Transfert de connaissances multilingues avec peu de données grâce à des interventions lexicales
Le transfert de connaissances entre langues occupe une place centrale dans les travaux récents sur les modèles de langage multilingues, en particulier pour les langues disposant de peu de données d'entraînement. Une nouvelle approche, présentée sous le titre "Multilingual Knowledge Transfer under Data Constraints via Lexical Interventions", s'attaque directement à ce problème en proposant des interventions au niveau lexical plutôt que les méthodes lourdes habituellement employées. Le constat de départ est simple: lorsque les données disponibles dans une langue cible sont rares, l'essentiel des connaissances nécessaires aux tâches de raisonnement scientifique, d'inférence de sens commun et de compréhension générale du monde doit être puisé dans une langue source disposant de ressources abondantes, le plus souvent l'anglais. Les méthodes existantes pour faciliter ce transfert reposent généralement sur de grands volumes de données parallèles, des systèmes de traduction automatique, des modèles auxiliaires ou des phases d'entraînement supplémentaires, autant d'exigences coûteuses en calcul et en données.
Résumé et traduction réalisés par Le Fil IA à partir de Apple Machine Learning. Lire l'article original →
Cette dépendance à des ressources lourdes limite considérablement l'accès à des modèles multilingues performants pour les langues peu dotées, qui représentent pourtant la majorité des langues parlées dans le monde.
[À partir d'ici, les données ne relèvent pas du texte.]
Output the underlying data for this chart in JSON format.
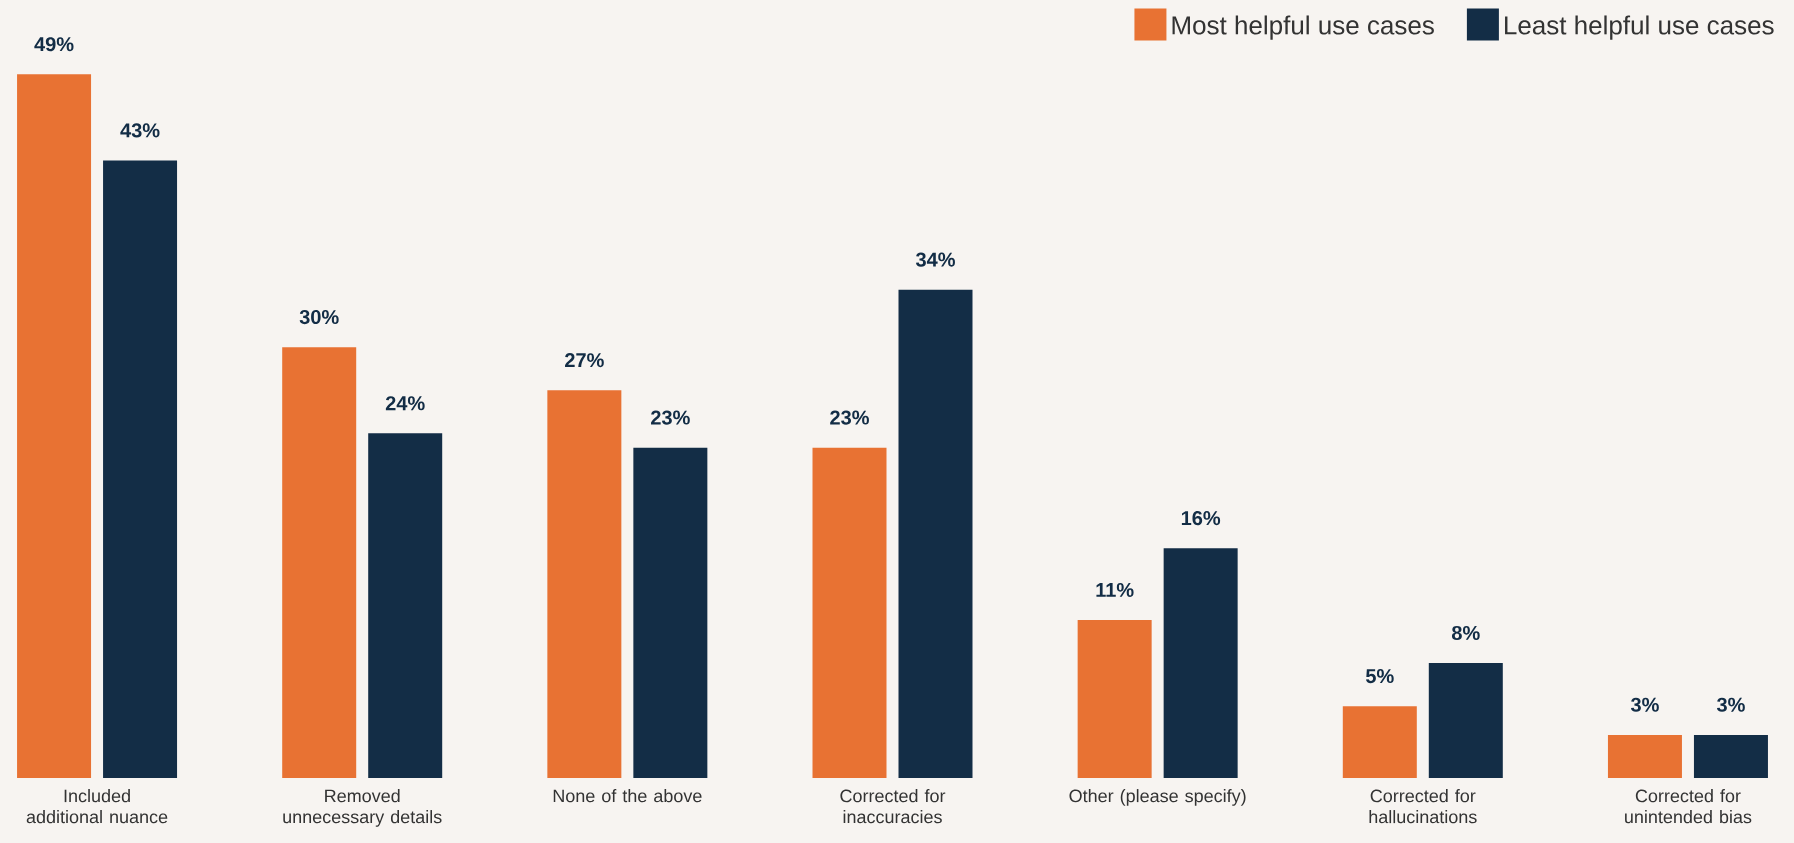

Une méthode capable de transférer efficacement des connaissances sans données parallèles massives ni infrastructure de traduction dédiée réduirait le coût d'entrée pour développer des outils d'intelligence artificielle utilisables dans ces langues, avec des retombées concrètes pour l'éducation, l'accès à l'information et les services numériques dans des régions aujourd'hui mal desservies par les grands modèles actuels, majoritairement optimisés pour l'anglais et quelques langues à forte présence en ligne.
Ce travail s'inscrit dans un effort de recherche plus large visant à démocratiser les capacités des grands modèles de langage au-delà des langues dominantes du web. La rareté des données constitue depuis longtemps un obstacle structurel à l'équité linguistique dans le traitement automatique des langues, et les approches fondées sur la traduction ou les corpus parallèles peinent à couvrir l'ensemble des langues existantes. En misant sur des interventions lexicales plus légères, cette piste de recherche ouvre la voie à des méthodes de transfert moins gourmandes en ressources, dont les développements futurs pourraient être suivis avec attention par les équipes travaillant sur l'inclusivité linguistique des systèmes d'IA.